Other things that are growing: number of economics prizes to honour the memory of Alfred Nobel , the number of trained economists, scientists, and the number of research papers on all topics including poverty. Interestingly enough, as more prizes in economics are awarded through the years, (39 so far, one was awarded yesterday) the higher the number of homeless grows in Stockholm city(3800, about one for ten) – a short distance from the site of the award ceremony. So poverty is telling you something: business as usual, with its celebrated and rewarded intellectual prowess, cannot be trusted to act as a responsible steward of eco systems. It can’t even feed and house all the people in developed countries.

As with our theoretical population of monkeys, the outlook is not good. There is nothing in our current behavior to give hope that poverty will alleviated and everyone will have food, water and shelter. Not only that, there is nothing in our behavior to show we have the capability to address the inevitable shortfalls due to population pressure on a finite planet. On the contrary, the current behavior is to concentrate on finding ways to increase the flow of money.

We may have already hit our first physical barrier: oil. Cheap oil supplies have peaked and been on a peak since 2005. But demand is continuing. In fact, without pumping large amounts of cheap energy into an economy, it cannot grow. There may be some small margin where efficiency gains compensate shortfalls, but how far can efficiency gains go? Increase in demand, scarcity of availability leads to increased prices, slowing down economic growth.

Population crash or rapid intervention?

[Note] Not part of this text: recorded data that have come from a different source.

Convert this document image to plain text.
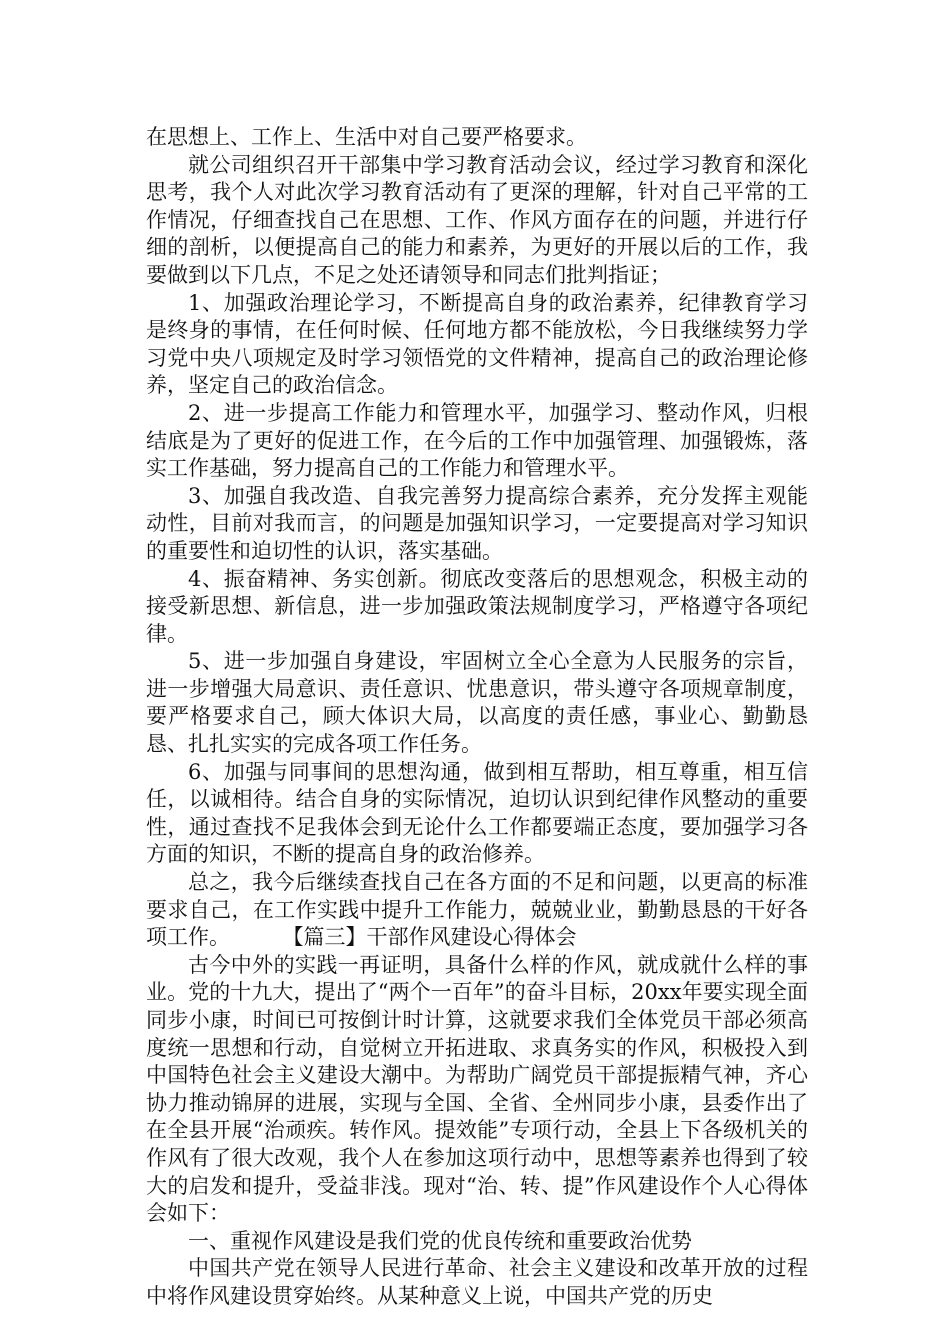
在思想上、工作上、生活中对自己要严格要求。

就公司组织召开干部集中学习教育活动会议，经过学习教育和深化思考，我个人对此次学习教育活动有了更深的理解，针对自己平常的工作情况，仔细查找自己在思想、工作、作风方面存在的问题，并进行仔细的剖析，以便提高自己的能力和素养，为更好的开展以后的工作，我要做到以下几点，不足之处还请领导和同志们批判指证；

1、加强政治理论学习，不断提高自身的政治素养，纪律教育学习是终身的事情，在任何时候、任何地方都不能放松，今日我继续努力学习党中央八项规定及时学习领悟党的文件精神，提高自己的政治理论修养，坚定自己的政治信念。

2、进一步提高工作能力和管理水平，加强学习、整动作风，归根结底是为了更好的促进工作，在今后的工作中加强管理、加强锻炼，落实工作基础，努力提高自己的工作能力和管理水平。

3、加强自我改造、自我完善努力提高综合素养，充分发挥主观能动性，目前对我而言，的问题是加强知识学习，一定要提高对学习知识的重要性和迫切性的认识，落实基础。

4、振奋精神、务实创新。彻底改变落后的思想观念，积极主动的接受新思想、新信息，进一步加强政策法规制度学习，严格遵守各项纪律。

5、进一步加强自身建设，牢固树立全心全意为人民服务的宗旨，进一步增强大局意识、责任意识、忧患意识，带头遵守各项规章制度，要严格要求自己，顾大体识大局，以高度的责任感，事业心、勤勤恳恳、扎扎实实的完成各项工作任务。

6、加强与同事间的思想沟通，做到相互帮助，相互尊重，相互信任，以诚相待。结合自身的实际情况，迫切认识到纪律作风整动的重要性，通过查找不足我体会到无论什么工作都要端正态度，要加强学习各方面的知识，不断的提高自身的政治修养。

总之，我今后继续查找自己在各方面的不足和问题，以更高的标准要求自己，在工作实践中提升工作能力，兢兢业业，勤勤恳恳的干好各项工作。	【篇三】干部作风建设心得体会

古今中外的实践一再证明，具备什么样的作风，就成就什么样的事业。党的十九大，提出了“两个一百年”的奋斗目标，20xx年要实现全面同步小康，时间已可按倒计时计算，这就要求我们全体党员干部必须高度统一思想和行动，自觉树立开拓进取、求真务实的作风，积极投入到中国特色社会主义建设大潮中。为帮助广阔党员干部提振精气神，齐心协力推动锦屏的进展，实现与全国、全省、全州同步小康，县委作出了在全县开展“治顽疾。转作风。提效能”专项行动，全县上下各级机关的作风有了很大改观，我个人在参加这项行动中，思想等素养也得到了较大的启发和提升，受益非浅。现对“治、转、提”作风建设作个人心得体会如下：

一、重视作风建设是我们党的优良传统和重要政治优势

中国共产党在领导人民进行革命、社会主义建设和改革开放的过程中将作风建设贯穿始终。从某种意义上说，中国共产党的历史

Try this for yourself, in either case you are probably looking at facing poverty in your life time. Look at where you are now and the way the world situation will affect you as population demands hit physical limits. Think. Where do you want to be? What might get in your way? What qualities and skills do you need to develop to be part of the change?

We need to put the brakes on and we need to do it soon. The monetary system has collapsed, the energy supply system is next, followed by food and water supply. What can you do today?